ARENA grants $1.67 million to ACEP for Phase 1 of the East Kimberley Clean Energy and Hydrogen Project feasibility study.
On behalf of the Australian Government, the Australian Renewable Energy Agency (ARENA) has announced a $1,666,701 grant to Aboriginal Clean Energy Partnership Pty Ltd (ACEP) to support Phase 1 of the feasibility study for the East Kimberley Clean Energy and Hydrogen Project.
The $3,333,403 Phase 1 feasibility study represents a key step in progressing the development, which plans to generate large scale renewable energy, renewable hydrogen and renewable ammonia for export from the Kimberley region of Western Australia.
The project aims to scale up renewable hydrogen production in Western Australia while leading the way in First Nations partnership in renewable energy developments, involving Traditional Owners as shareholders and not just stakeholders in the development phase of clean energy projects.
ARENA chief executive officer Darren Miller said the project would demonstrate how First Nations groups can take a leadership role in the energy transition and represented the kind of development Australia needs to deliver on its national goal of becoming a renewable energy superpower.
ARENA will work with ACEP to share best-practice lessons learnt from this partnership model, as well as capacity building opportunities and workforce development by and for First Nations groups.
“ARENA is working with ACEP to explore how First Nations communities can have a greater say and a greater stake in Australia’s renewable hydrogen ambitions,” said Miller.
ACEP was formed in 2022 as a joint venture between native title representative holders Yawoorroong Miriuwung Gajerrong Yirrgeb Noong Dawang Corporation (MG Corporation), Balanggarra Ventures Ltd (Balanggarra), and Kimberley Land Council Aboriginal Corporation (KLC) as well as climate and nature investment and advisory firm Pollination.
KLC Chairman, Anthony Watson said, “This project will show it is possible to design a future where economic prosperity, Indigenous empowerment and caring for country work hand in hand.”

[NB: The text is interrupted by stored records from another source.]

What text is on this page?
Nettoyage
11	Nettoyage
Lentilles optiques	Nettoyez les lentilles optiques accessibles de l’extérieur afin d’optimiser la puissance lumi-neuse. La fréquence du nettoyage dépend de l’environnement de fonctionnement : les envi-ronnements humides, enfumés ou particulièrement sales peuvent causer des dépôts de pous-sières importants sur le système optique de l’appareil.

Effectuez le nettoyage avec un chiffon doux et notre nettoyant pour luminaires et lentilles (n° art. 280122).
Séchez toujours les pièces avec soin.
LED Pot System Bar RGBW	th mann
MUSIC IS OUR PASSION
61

Each partner holds an equal share in the Partnership, which is created to oversee all aspects of project development, including cultural heritage, native title and environmental approvals, as well as overall feasibility planning.
Pollination head of projects Rob Grant said, “This kind of partnership will significantly de-risk this project, making it faster, smoother and more attractive for investment.”
This model ensures that during its physical and commercial design phase the project is majority First Nations owned.
MG Corp Executive Chair Lawford Benning said “This is an exciting and new adventure that could provide opportunities for Traditional Owners the Miriuwung, Gajerrong and Balanggarra people in partnership with the Kimberley Land Council and Pollination to participate in the transition of a greener and cleaner way of working utilising our own natural resources here in the East Kimberley.”
Phase 1 of the feasibility study will commence immediately and is due to be complete in 5 months.
If proven feasible, the proposed facility would consist of approximately 1,000 MW of solar generation paired with 850 MW of electrolysis capacity on MG Corporation land to produce 50,000 tonnes per annum of renewable hydrogen.
The hydrogen would then be transported by underground pipeline to Balanggarra Country in Wyndham and combined with existing hydropower from the Ord Hydro power station to produce around 250,000 tonnes per annum of renewable ammonia for export from Wyndham Port to key trade partners in Asia as well as for domestic use.
The deployment would be one of the world’s largest renewable hydrogen and ammonia production facilities with an estimated capital cost in the range of $2.7-3.2 billion.